Allowance to those committed on suspicion of felony, two pence per day. The Keeper told me they had, about two years ago, a bad fever which himself and his family and every fresh prisoner caught. Two died of it. The prisoners are now well, and at work on a manufacture of flax dressing and weaving sacks. Prisoners 6".

April 15th 1779

"There are two courts taken from the Keeper’s garden, one for each sex, with pumps and sewers and a room in the men’s court for the sick, but the women have no mats or any kind of bedding. Prisoners 5".

 July 15th 1788

"Dartford - No alteration, only one room for women whether sick or well; no coverlets; employment beating hemp; allowance, a two penny loaf a day (weight 19 ounces) and a halfpenny in money. Prisoners 9."

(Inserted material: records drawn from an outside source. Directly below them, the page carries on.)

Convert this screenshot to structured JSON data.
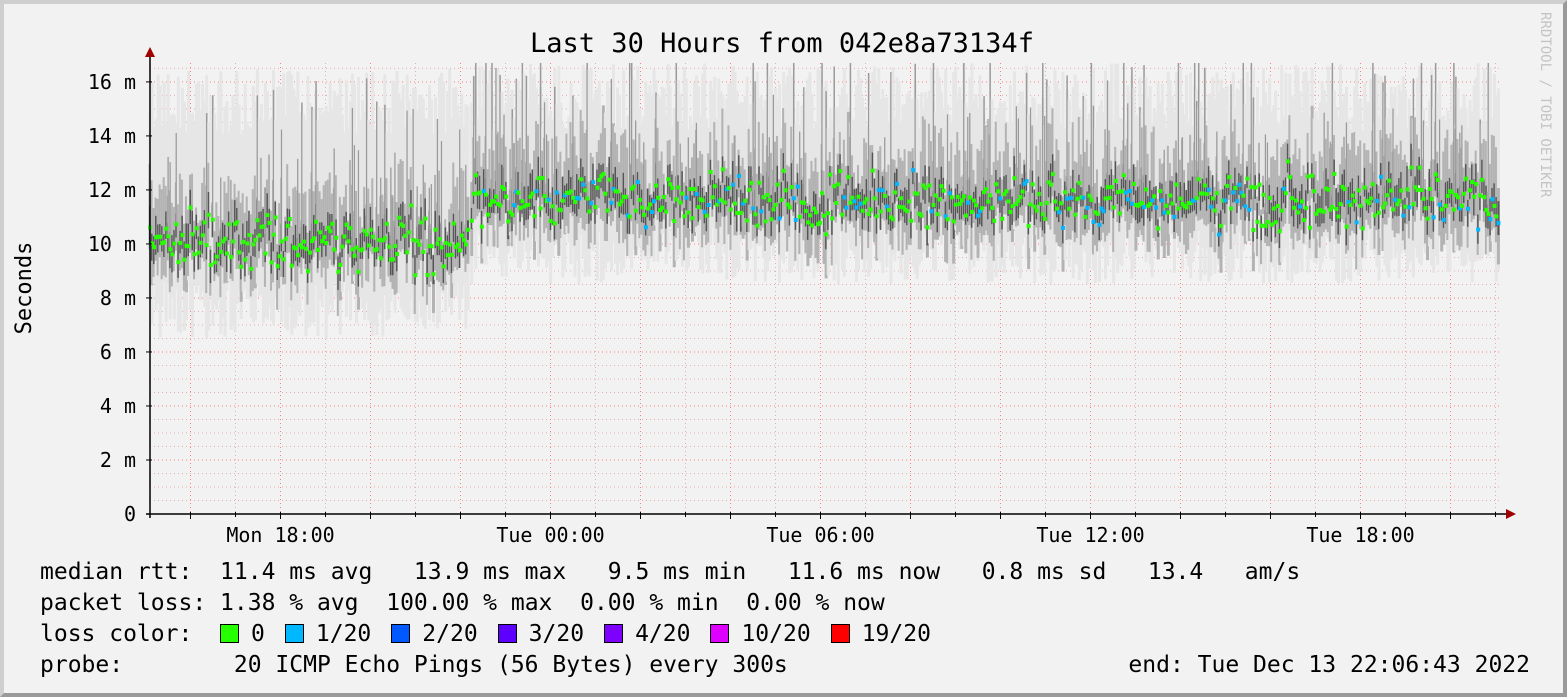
{
  "chart_data": {
    "type": "area",
    "title": "Last 30 Hours from 042e8a73134f",
    "ylabel": "Seconds",
    "watermark": "RRDTOOL / TOBI OETIKER",
    "ylim": [
      0,
      16.7
    ],
    "y_ticks": [
      {
        "value": 0,
        "label": "0"
      },
      {
        "value": 2,
        "label": "2 m"
      },
      {
        "value": 4,
        "label": "4 m"
      },
      {
        "value": 6,
        "label": "6 m"
      },
      {
        "value": 8,
        "label": "8 m"
      },
      {
        "value": 10,
        "label": "10 m"
      },
      {
        "value": 12,
        "label": "12 m"
      },
      {
        "value": 14,
        "label": "14 m"
      },
      {
        "value": 16,
        "label": "16 m"
      }
    ],
    "x_range_hours": [
      15.1,
      22.11
    ],
    "x_range_span_hours": 30,
    "x_ticks": [
      {
        "hour": 18,
        "label": "Mon 18:00"
      },
      {
        "hour": 24,
        "label": "Tue 00:00"
      },
      {
        "hour": 30,
        "label": "Tue 06:00"
      },
      {
        "hour": 36,
        "label": "Tue 12:00"
      },
      {
        "hour": 42,
        "label": "Tue 18:00"
      }
    ],
    "grid": true,
    "series": [
      {
        "name": "median rtt",
        "segments": [
          {
            "start_hour": 15.1,
            "end_hour": 22.2,
            "median_level": 10.1,
            "spread_low": 6.5,
            "spread_high": 16.5
          },
          {
            "start_hour": 22.25,
            "end_hour": 45.1,
            "median_level": 11.6,
            "spread_low": 8.5,
            "spread_high": 16.7
          }
        ]
      }
    ]
  },
  "legend": {
    "median_rtt": {
      "label": "median rtt:",
      "avg": "11.4 ms avg",
      "max": "13.9 ms max",
      "min": "9.5 ms min",
      "now": "11.6 ms now",
      "sd": "0.8 ms sd",
      "am": "13.4   am/s"
    },
    "packet_loss": {
      "label": "packet loss:",
      "avg": "1.38 % avg",
      "max": "100.00 % max",
      "min": "0.00 % min",
      "now": "0.00 % now"
    },
    "loss_color": {
      "label": "loss color:",
      "items": [
        {
          "label": "0",
          "color": "#26ff00"
        },
        {
          "label": "1/20",
          "color": "#00b8ff"
        },
        {
          "label": "2/20",
          "color": "#0059ff"
        },
        {
          "label": "3/20",
          "color": "#5e00ff"
        },
        {
          "label": "4/20",
          "color": "#7e00ff"
        },
        {
          "label": "10/20",
          "color": "#dd00ff"
        },
        {
          "label": "19/20",
          "color": "#ff0000"
        }
      ]
    },
    "probe": {
      "label": "probe:",
      "text": "20 ICMP Echo Pings (56 Bytes) every 300s",
      "end": "end: Tue Dec 13 22:06:43 2022"
    }
  },
  "colors": {
    "grid_major": "#ff8080",
    "grid_minor": "#e0b0b0",
    "axis": "#000000",
    "arrow": "#a00000"
  }
}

"The court for the men is 39 ft. by 30 ft. The room in which they both work and sleep is 20 ft. by 17 ft. and 10 ft. high. A fireplace in the wall of the court. The court for women is 24 ft by 18 ft. The room in which they both work and sleep is 13 ft. by 13 ft, and 10 ft. high. No fireplaces in this room or court. The room let by the Keeper of the prison is 3 ft. by 10 ft. and 9 ft. high, the other 12 ft. by 6 ft. and 9 ft. high. Strong room 12 ft. by 9 ft. and 8 ft. high. Hospitals both for men and women 11 ft. by 11 ft and 9 ft high. Chapel none. A pump in each court.

Prisoners at present 11 men and 7 women, 16 of whom are to go to Maidstone, 15 for Quarter Sessions and 1 for Assize trial. The general average of prisoners is 13 exclusive of deserters, the number of whom has amounted to 32 in one night. The prisoners are employed in beating hemp and sewing sacks. They are maintained by one half their labour, the county allowing nothing for their maintenance except in sickness. Neither rules for the discipline of the prison, nor a table of fees are hung up. The prison appears to be kept very clean and whitewashed according to Act of Parliament. The buildings are in good repair".